"AMD's Zen 5c architecture...density-optimized cores that are conceptually similar to Intel's e-cores"
No, they are not. Intel castrated their cores to make them smaller. AMD packed the transistors closer together and reduced cache size. From instruction stand point, Zen 5 and Zen 5c are identical, which is not the case with Intel's e-cores (Also refereed to as Garbage Cores)
Castration takes something away that was originally there. Not the case with e-cores, they are a distinct design for the same ISA, sometimes with a subset (still no castration).
Yes, turning off the AVX512 IP blocks on Alder Lake P-cores probably qualifies as castration.

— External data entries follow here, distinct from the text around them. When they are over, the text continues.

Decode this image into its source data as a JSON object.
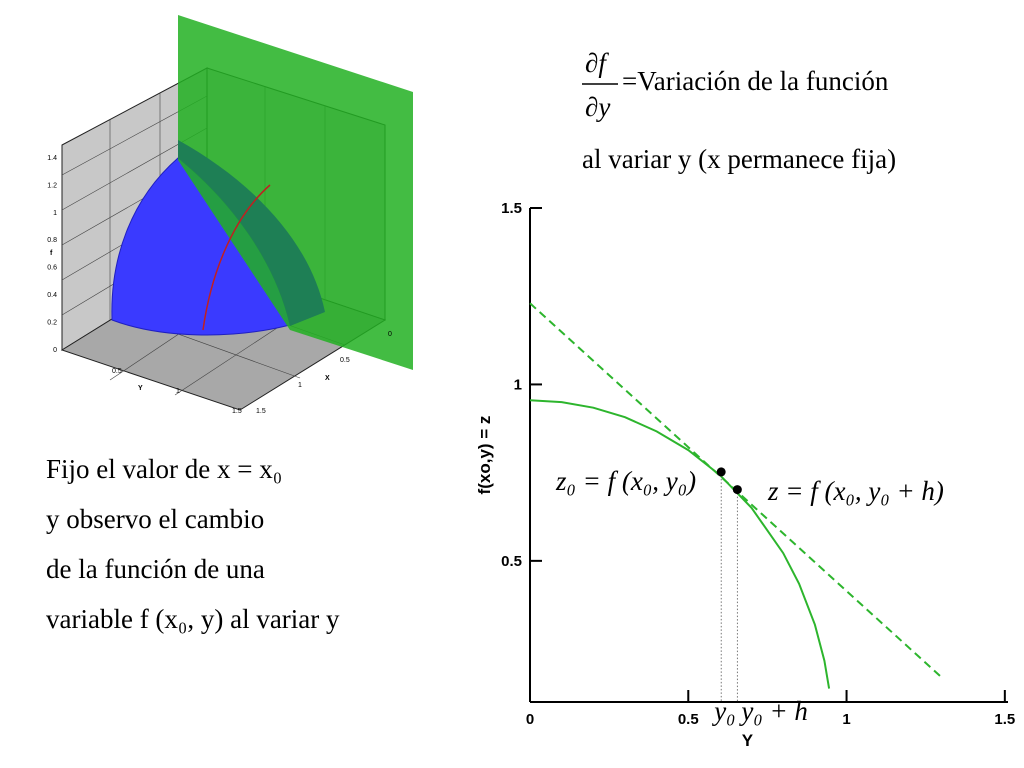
{
  "heading": {
    "numerator": "∂f",
    "denominator": "∂y",
    "text": "=Variación de la función",
    "line2": "al variar y (x permanece fija)"
  },
  "left_text": [
    "Fijo el valor de x = x₀",
    "y observo el cambio",
    "de la función de una",
    "variable f (x₀, y) al variar y"
  ],
  "surface_plot": {
    "f_label": "f",
    "y_label": "Y",
    "x_label": "X",
    "f_ticks": [
      "1.4",
      "1.2",
      "1",
      "0.8",
      "0.6",
      "0.4",
      "0.2",
      "0"
    ],
    "y_ticks": [
      "0.5",
      "1",
      "1.5"
    ],
    "x_ticks": [
      "0",
      "0.5",
      "1",
      "1.5"
    ]
  },
  "chart_data": {
    "type": "line",
    "xlabel": "Y",
    "ylabel": "f(xo,y) = z",
    "xlim": [
      0,
      1.51
    ],
    "ylim": [
      0.1,
      1.5
    ],
    "xticks": [
      0,
      0.5,
      1,
      1.5
    ],
    "yticks": [
      0.5,
      1,
      1.5
    ],
    "series": [
      {
        "color": "#2db52d",
        "style": "solid",
        "x": [
          0,
          0.1,
          0.2,
          0.3,
          0.4,
          0.5,
          0.6,
          0.7,
          0.8,
          0.85,
          0.9,
          0.93,
          0.945
        ],
        "values": [
          0.955,
          0.95,
          0.934,
          0.907,
          0.867,
          0.814,
          0.743,
          0.65,
          0.522,
          0.435,
          0.319,
          0.217,
          0.138
        ]
      },
      {
        "color": "#2db52d",
        "style": "dashed",
        "x": [
          0,
          1.3
        ],
        "values": [
          1.23,
          0.17
        ]
      },
      {
        "color": "#000000",
        "style": "markers",
        "x": [
          0.604,
          0.655
        ],
        "values": [
          0.752,
          0.702
        ]
      }
    ],
    "point_labels": [
      "y₀",
      "y₀ + h"
    ],
    "annotations": [
      "z₀ = f (x₀, y₀)",
      "z = f (x₀, y₀ + h)"
    ]
  }
}
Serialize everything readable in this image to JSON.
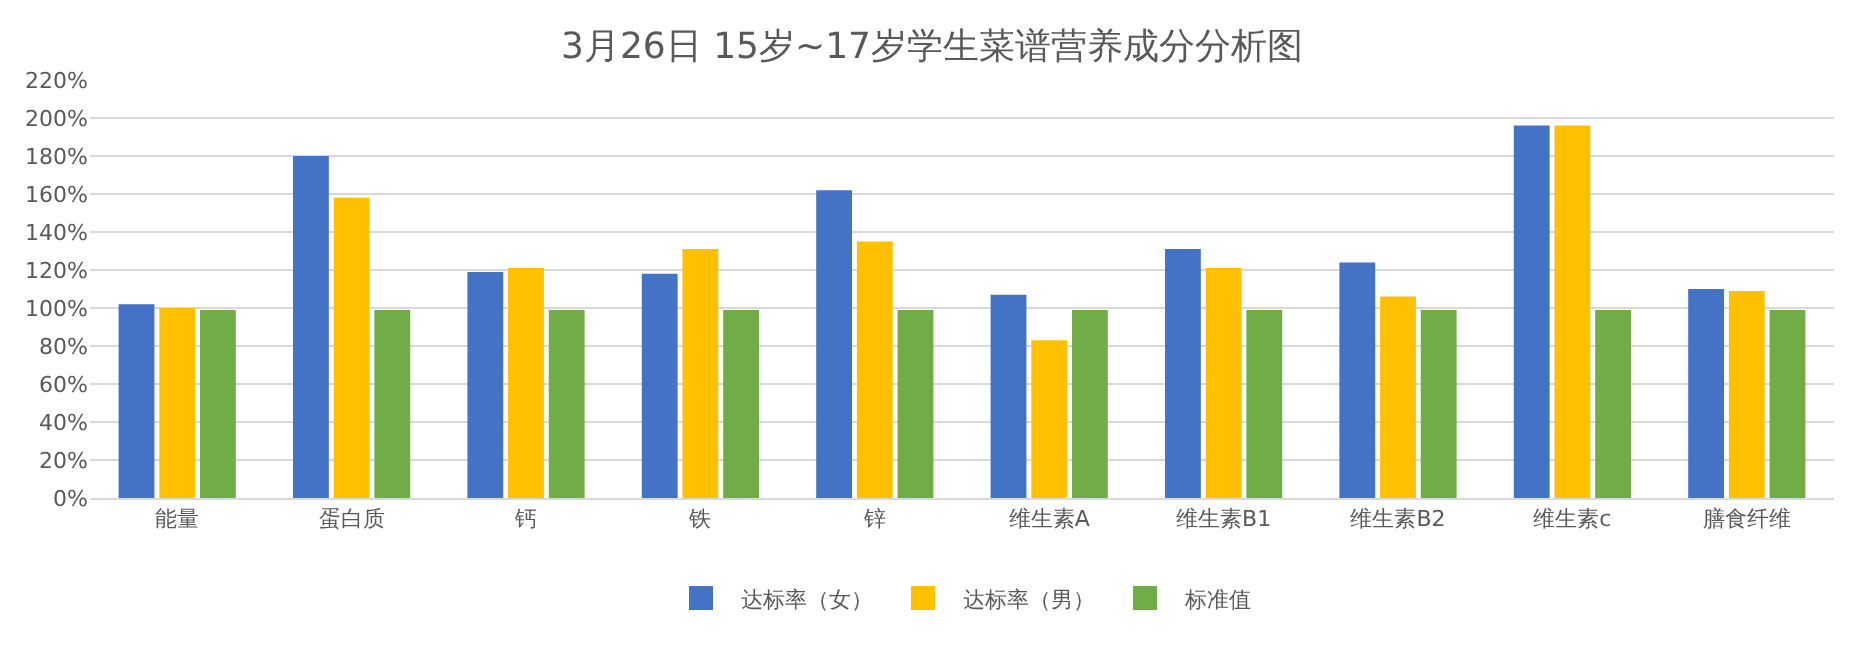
{
  "chart_data": {
    "type": "bar",
    "title": "3月26日 15岁~17岁学生菜谱营养成分分析图",
    "categories": [
      "能量",
      "蛋白质",
      "钙",
      "铁",
      "锌",
      "维生素A",
      "维生素B1",
      "维生素B2",
      "维生素c",
      "膳食纤维"
    ],
    "series": [
      {
        "name": "达标率（女）",
        "color": "#4472c4",
        "values": [
          102,
          180,
          119,
          118,
          162,
          107,
          131,
          124,
          196,
          110
        ]
      },
      {
        "name": "达标率（男）",
        "color": "#ffc000",
        "values": [
          100,
          158,
          121,
          131,
          135,
          83,
          121,
          106,
          196,
          109
        ]
      },
      {
        "name": "标准值",
        "color": "#70ad47",
        "values": [
          99,
          99,
          99,
          99,
          99,
          99,
          99,
          99,
          99,
          99
        ]
      }
    ],
    "ylim": [
      0,
      220
    ],
    "yticks": [
      {
        "value": 0,
        "label": "0%"
      },
      {
        "value": 20,
        "label": "20%"
      },
      {
        "value": 40,
        "label": "40%"
      },
      {
        "value": 60,
        "label": "60%"
      },
      {
        "value": 80,
        "label": "80%"
      },
      {
        "value": 100,
        "label": "100%"
      },
      {
        "value": 120,
        "label": "120%"
      },
      {
        "value": 140,
        "label": "140%"
      },
      {
        "value": 160,
        "label": "160%"
      },
      {
        "value": 180,
        "label": "180%"
      },
      {
        "value": 200,
        "label": "200%"
      },
      {
        "value": 220,
        "label": "220%"
      }
    ],
    "grid": "y",
    "legend": "bottom"
  }
}
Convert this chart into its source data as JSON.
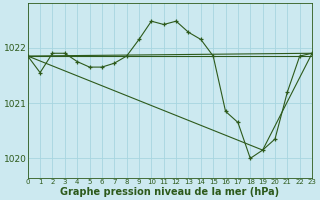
{
  "background_color": "#cce9f0",
  "grid_color": "#b0d8e2",
  "line_color": "#2d5a1b",
  "marker_color": "#2d5a1b",
  "ylabel_ticks": [
    1020,
    1021,
    1022
  ],
  "xlabel_ticks": [
    0,
    1,
    2,
    3,
    4,
    5,
    6,
    7,
    8,
    9,
    10,
    11,
    12,
    13,
    14,
    15,
    16,
    17,
    18,
    19,
    20,
    21,
    22,
    23
  ],
  "xlabel": "Graphe pression niveau de la mer (hPa)",
  "xlabel_fontsize": 7,
  "ytick_fontsize": 6.5,
  "xtick_fontsize": 5.0,
  "series1_x": [
    0,
    1,
    2,
    3,
    4,
    5,
    6,
    7,
    8,
    9,
    10,
    11,
    12,
    13,
    14,
    15,
    16,
    17,
    18,
    19,
    20,
    21,
    22,
    23
  ],
  "series1_y": [
    1021.85,
    1021.55,
    1021.9,
    1021.9,
    1021.75,
    1021.65,
    1021.65,
    1021.72,
    1021.85,
    1022.15,
    1022.48,
    1022.42,
    1022.48,
    1022.28,
    1022.15,
    1021.85,
    1020.85,
    1020.65,
    1020.0,
    1020.15,
    1020.35,
    1021.2,
    1021.85,
    1021.9
  ],
  "series2_x": [
    0,
    23
  ],
  "series2_y": [
    1021.85,
    1021.85
  ],
  "series3_x": [
    0,
    23
  ],
  "series3_y": [
    1021.85,
    1021.9
  ],
  "series4_x": [
    0,
    19,
    23
  ],
  "series4_y": [
    1021.85,
    1020.15,
    1021.9
  ],
  "ylim": [
    1019.65,
    1022.8
  ],
  "xlim": [
    0,
    23
  ]
}
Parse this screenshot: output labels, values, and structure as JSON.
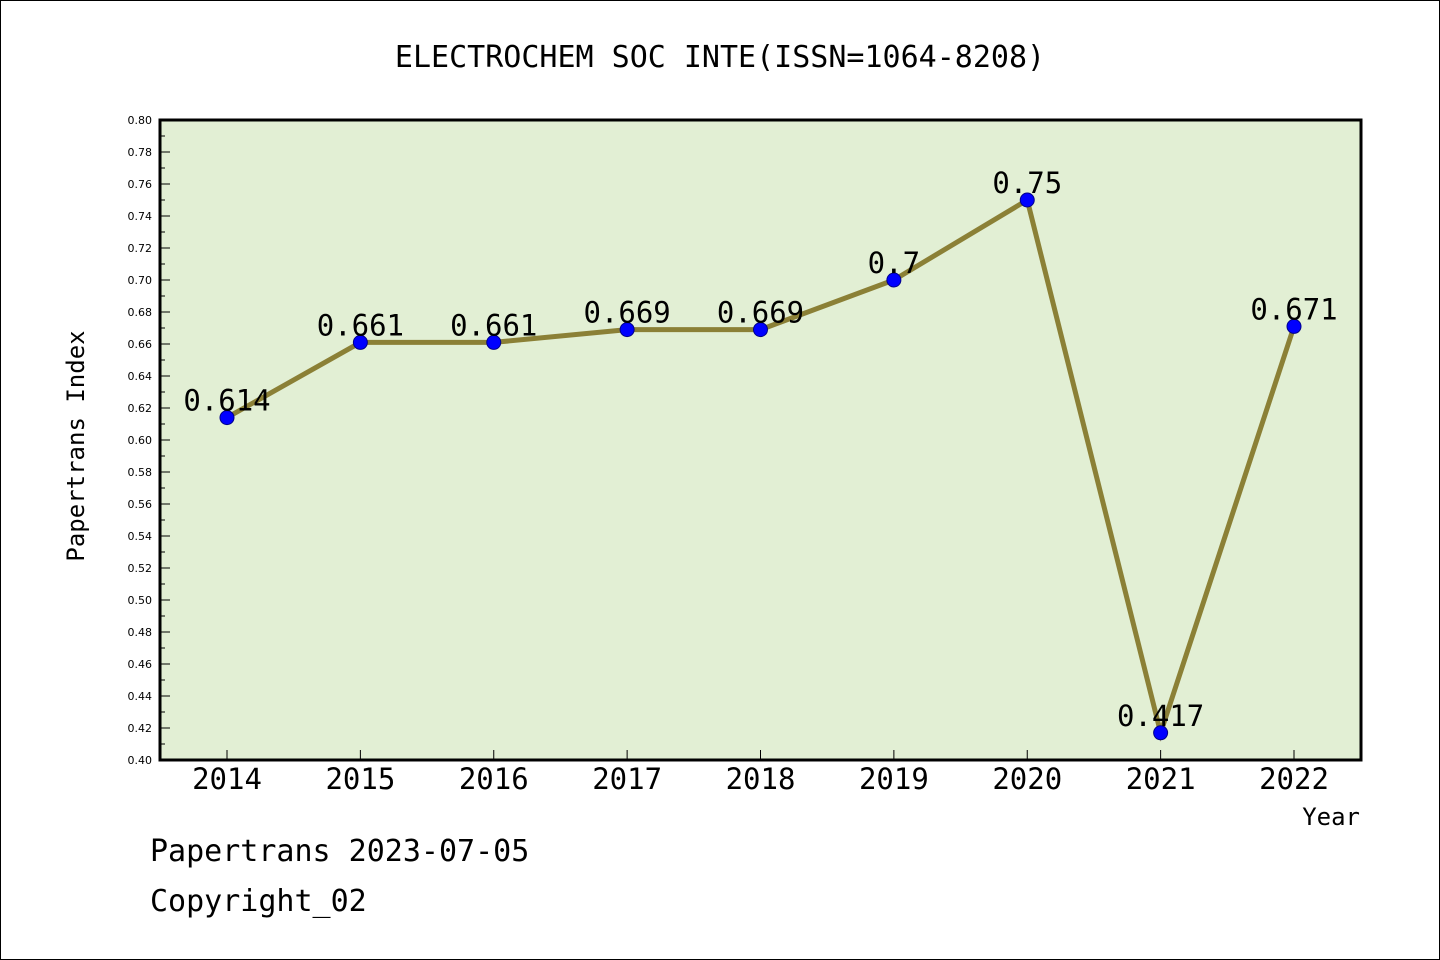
{
  "chart_data": {
    "type": "line",
    "title": "ELECTROCHEM SOC INTE(ISSN=1064-8208)",
    "xlabel": "Year",
    "ylabel": "Papertrans Index",
    "categories": [
      "2014",
      "2015",
      "2016",
      "2017",
      "2018",
      "2019",
      "2020",
      "2021",
      "2022"
    ],
    "series": [
      {
        "values": [
          0.614,
          0.661,
          0.661,
          0.669,
          0.669,
          0.7,
          0.75,
          0.417,
          0.671
        ],
        "labels": [
          "0.614",
          "0.661",
          "0.661",
          "0.669",
          "0.669",
          "0.7",
          "0.75",
          "0.417",
          "0.671"
        ],
        "line_color": "#8b8036",
        "marker_color": "#0000ff"
      }
    ],
    "ylim": [
      0.4,
      0.8
    ],
    "yticks": [
      "0.40",
      "0.42",
      "0.44",
      "0.46",
      "0.48",
      "0.50",
      "0.52",
      "0.54",
      "0.56",
      "0.58",
      "0.60",
      "0.62",
      "0.64",
      "0.66",
      "0.68",
      "0.70",
      "0.72",
      "0.74",
      "0.76",
      "0.78",
      "0.80"
    ],
    "plot_background": "#e2efd4",
    "grid": false,
    "legend": "none"
  },
  "footer": {
    "line1": "Papertrans 2023-07-05",
    "line2": "Copyright_02"
  }
}
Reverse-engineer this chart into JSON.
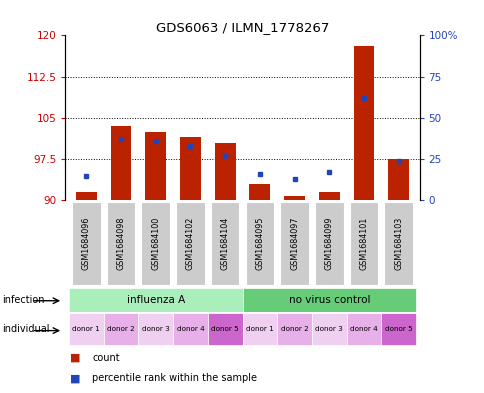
{
  "title": "GDS6063 / ILMN_1778267",
  "samples": [
    "GSM1684096",
    "GSM1684098",
    "GSM1684100",
    "GSM1684102",
    "GSM1684104",
    "GSM1684095",
    "GSM1684097",
    "GSM1684099",
    "GSM1684101",
    "GSM1684103"
  ],
  "count_values": [
    91.5,
    103.5,
    102.5,
    101.5,
    100.5,
    93.0,
    90.8,
    91.5,
    118.0,
    97.5
  ],
  "percentile_values": [
    15,
    37,
    36,
    33,
    27,
    16,
    13,
    17,
    62,
    24
  ],
  "ylim_left": [
    90,
    120
  ],
  "ylim_right": [
    0,
    100
  ],
  "yticks_left": [
    90,
    97.5,
    105,
    112.5,
    120
  ],
  "ytick_labels_left": [
    "90",
    "97.5",
    "105",
    "112.5",
    "120"
  ],
  "yticks_right": [
    0,
    25,
    50,
    75,
    100
  ],
  "ytick_labels_right": [
    "0",
    "25",
    "50",
    "75",
    "100%"
  ],
  "bar_color": "#bb2200",
  "dot_color": "#2244bb",
  "infection_label_color": "#000000",
  "grid_dotted_color": "#555555",
  "bg_color": "#ffffff",
  "plot_bg": "#ffffff",
  "sample_box_color": "#cccccc",
  "infection_color_1": "#aaeebb",
  "infection_color_2": "#66cc77",
  "individual_colors": [
    "#f0d0f0",
    "#e8b0e8",
    "#f0d0f0",
    "#e8b0e8",
    "#cc66cc",
    "#f0d0f0",
    "#e8b0e8",
    "#f0d0f0",
    "#e8b0e8",
    "#cc66cc"
  ],
  "individual_labels": [
    "donor 1",
    "donor 2",
    "donor 3",
    "donor 4",
    "donor 5",
    "donor 1",
    "donor 2",
    "donor 3",
    "donor 4",
    "donor 5"
  ]
}
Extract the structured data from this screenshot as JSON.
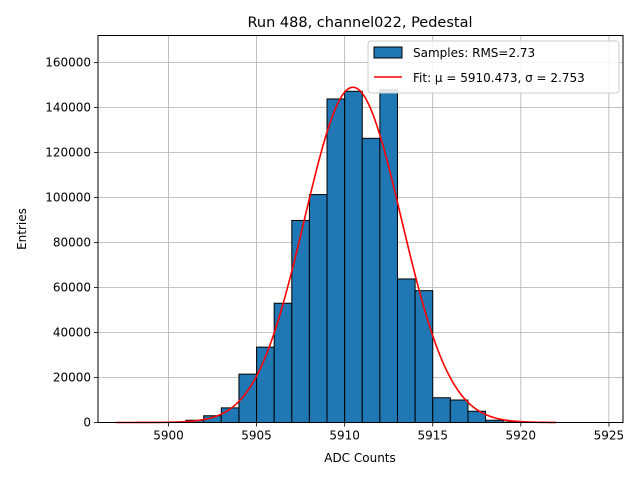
{
  "chart_data": {
    "type": "bar",
    "title": "Run 488, channel022, Pedestal",
    "xlabel": "ADC Counts",
    "ylabel": "Entries",
    "xlim": [
      5896.0,
      5925.8
    ],
    "ylim": [
      0,
      172000
    ],
    "x_ticks": [
      5900,
      5905,
      5910,
      5915,
      5920,
      5925
    ],
    "y_ticks": [
      0,
      20000,
      40000,
      60000,
      80000,
      100000,
      120000,
      140000,
      160000
    ],
    "grid": true,
    "bin_width": 1,
    "bin_left_edges": [
      5900,
      5901,
      5902,
      5903,
      5904,
      5905,
      5906,
      5907,
      5908,
      5909,
      5910,
      5911,
      5912,
      5913,
      5914,
      5915,
      5916,
      5917,
      5918,
      5919
    ],
    "counts": [
      100,
      1000,
      3000,
      6500,
      21500,
      33500,
      53000,
      89800,
      101300,
      143800,
      147200,
      126300,
      147900,
      63800,
      58600,
      11000,
      10000,
      5000,
      1000,
      200
    ],
    "fit": {
      "mu": 5910.473,
      "sigma": 2.753,
      "amplitude": 149000,
      "x_range": [
        5897,
        5922
      ]
    },
    "colors": {
      "bar_fill": "#1f77b4",
      "bar_edge": "#000000",
      "fit_line": "#ff0000",
      "grid": "#b0b0b0"
    },
    "legend": {
      "placement": "top-right",
      "entries": [
        {
          "label": "Samples: RMS=2.73",
          "kind": "patch"
        },
        {
          "label": "Fit: μ = 5910.473, σ = 2.753",
          "kind": "line"
        }
      ]
    }
  }
}
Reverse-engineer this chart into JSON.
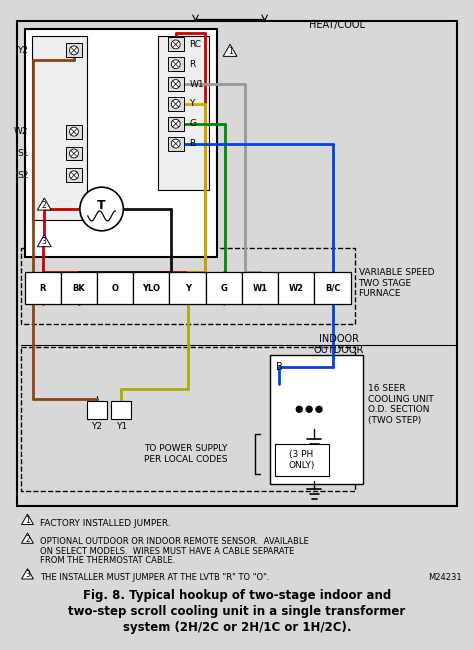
{
  "bg_color": "#d8d8d8",
  "white": "#ffffff",
  "title_line1": "Fig. 8. Typical hookup of two-stage indoor and",
  "title_line2": "two-step scroll cooling unit in a single transformer",
  "title_line3": "system (2H/2C or 2H/1C or 1H/2C).",
  "heat_cool_label": "HEAT/COOL",
  "thermostat_left_labels": [
    "Y2",
    "W2",
    "S1",
    "S2"
  ],
  "thermostat_right_labels": [
    "RC",
    "R",
    "W1",
    "Y",
    "G",
    "B"
  ],
  "furnace_terminals": [
    "R",
    "BK",
    "O",
    "YLO",
    "Y",
    "G",
    "W1",
    "W2",
    "B/C"
  ],
  "furnace_label": "VARIABLE SPEED\nTWO STAGE\nFURNACE",
  "indoor_label": "INDOOR",
  "outdoor_label": "OUTDOOR",
  "cooling_label": "16 SEER\nCOOLING UNIT\nO.D. SECTION\n(TWO STEP)",
  "outdoor_terminals": [
    "Y2",
    "Y1"
  ],
  "B_label": "B",
  "power_label": "TO POWER SUPPLY\nPER LOCAL CODES",
  "ph_label": "(3 PH\nONLY)",
  "note1": "FACTORY INSTALLED JUMPER.",
  "note2_line1": "OPTIONAL OUTDOOR OR INDOOR REMOTE SENSOR.  AVAILABLE",
  "note2_line2": "ON SELECT MODELS.  WIRES MUST HAVE A CABLE SEPARATE",
  "note2_line3": "FROM THE THERMOSTAT CABLE.",
  "note3": "THE INSTALLER MUST JUMPER AT THE LVTB \"R\" TO \"O\".",
  "note3_code": "M24231",
  "wire_red": "#cc0000",
  "wire_black": "#111111",
  "wire_brown": "#8B4513",
  "wire_yellow": "#ccaa00",
  "wire_green": "#008800",
  "wire_gray": "#999999",
  "wire_blue": "#0044dd",
  "wire_yg": "#aaaa00"
}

And for the AMD compact core approach, a half sized cache might actually fit your use of "castration" and result in significant penalties for cache sensitve workloads. That's why hyperscalers will carefully test and tune.
But the genius is that a lot of the silicon surface area which has to be left dark for cooling on top-clock desgns, can instead be filled with logic on a design with lower max-clocks, resulting in less area waste.
Or well, it would be genius, if it wasn't quite simply what Ampere and similar hyperscaler specific designs had already been doing first.
If now they could only make chips switch between those two personalities on the fly!
And I guess dynamically disabling/not using hyperhreading to gain some clocks would get you half way there?